Her first claim makes little sense. Arizona already has a Religious Freedom Restoration Act. S.B. 1062 amends the Act to address issues that have come up in litigation of similar acts. The existence of the Arizona RFRA shows that issues arising under it are of concern to religious liberty in Arizona. The existence of litigation in other states that raises questions applicable to Arizona’s RFRA demonstrates the existence of a “specific or present concern” to which the modification is addressed.
It’s possible that Brewer’s second claim — that the amendment is too broad and could result in unintended and negative consequences — is valid. I allowed for that possibility in my original post. At least nine of the eleven religious liberty scholars who signed the letter to Brewer quoted here don’t see it that way. However, Walter Olson finds plausibility in the concern.
Unfortunately, Gov. Brewer apparently declined to do explain her basis for claiming that the legislation is overbroad. Arizona legislators should seek an explanation and craft a better-worded bill.
Unfortunately, Brewer almost certainly won’t sign such legislation. That’s because her real concern is with the avoiding the wrath of businesses that wish to avoid the wrath of gay activists.

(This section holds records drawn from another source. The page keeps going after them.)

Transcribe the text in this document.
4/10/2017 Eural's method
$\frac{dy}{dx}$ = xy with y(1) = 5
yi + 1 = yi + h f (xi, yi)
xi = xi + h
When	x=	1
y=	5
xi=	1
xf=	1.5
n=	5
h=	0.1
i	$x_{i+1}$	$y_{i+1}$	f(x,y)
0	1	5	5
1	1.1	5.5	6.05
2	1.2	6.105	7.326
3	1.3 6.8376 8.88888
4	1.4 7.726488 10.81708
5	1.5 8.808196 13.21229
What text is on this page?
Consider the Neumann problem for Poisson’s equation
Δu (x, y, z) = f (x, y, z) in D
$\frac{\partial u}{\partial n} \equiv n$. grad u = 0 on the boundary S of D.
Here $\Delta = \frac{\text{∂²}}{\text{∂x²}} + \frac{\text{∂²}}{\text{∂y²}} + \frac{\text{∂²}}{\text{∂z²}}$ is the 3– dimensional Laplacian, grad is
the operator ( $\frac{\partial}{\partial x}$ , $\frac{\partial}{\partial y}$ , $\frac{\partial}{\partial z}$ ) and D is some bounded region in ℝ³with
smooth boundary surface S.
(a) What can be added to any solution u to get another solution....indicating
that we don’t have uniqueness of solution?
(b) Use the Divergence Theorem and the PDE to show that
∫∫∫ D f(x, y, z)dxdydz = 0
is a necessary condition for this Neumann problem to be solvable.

It doesn’t help that the mainstream media proved incapable of accurate reporting on this story. Note, for example, the New York Times’ story reporting Brewer’s veto. It states that Brewer “vetoed a bill on Wednesday that would have given business owners the right to refuse service to gay men, lesbians and other people on religious grounds.”
For the reasons we have discussed, this “overbroad” description of the legislation constitutes journalistic malpractice.